Total Cancer Care, which has gotten the consent of more than 200,000 people since M2Gen was founded in 2006, supports what Wright called the "very patient-centric platform" of M2Gen.
Along with clinical records, Total Cancer Care provides M2Gen with "two incredibly valuable streams of data," according to Dorn. "You really need both to understand what is happening with a patient," he said.
Because Total Cancer Care is a lifelong commitment, the data is longitudinal.
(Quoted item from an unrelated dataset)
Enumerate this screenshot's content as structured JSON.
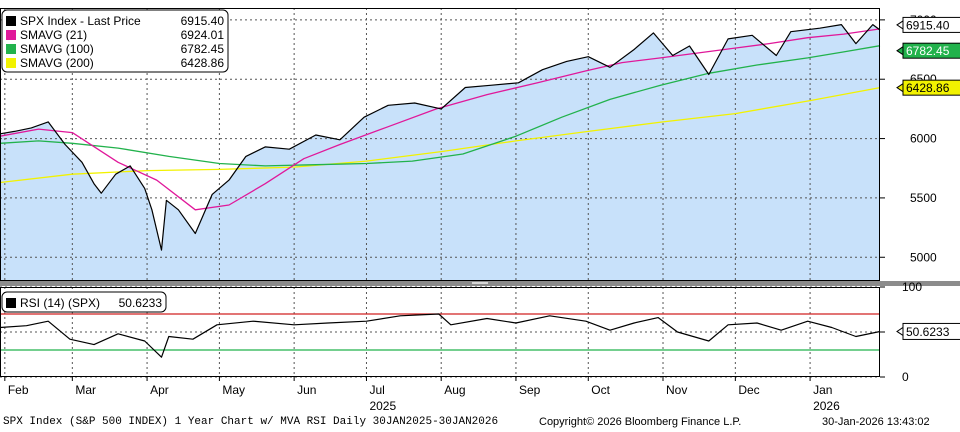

This allows cancer institutions to have the most up-to-date information when deciding on treatment plans or enrolling patients in clinical trials, Dorn noted.
M2Gen sequences whole exomes and collects clinical data at the time a patient presents with cancer. "There will be a time where this will be a standard of care," Dorn said. "Eventually, you will want to know the genetic makeup of any tumor you might have." He noted that the genome of a recurrence of cancer likely will differ from that of an original episode.
"This integration of clinical and molecular data in patient-reported outcomes is what M2Gen is all about — and sharing that with our colleagues in academic cancer centers as well as community centers, plus our colleagues in pharma and biotech," Wright said.
Back in 2006, this idea was largely theoretical, Wright recalled. "Now, we're actually moving to a point where pragmatically we know that we're improving discovery and development efforts at our member institutions in the ORIEN group. We know that we're influencing and shaping the way discovery and development is happening with our colleagues in pharma. Our dream, really, is to bring point-of-care decision-making support down to the physician level."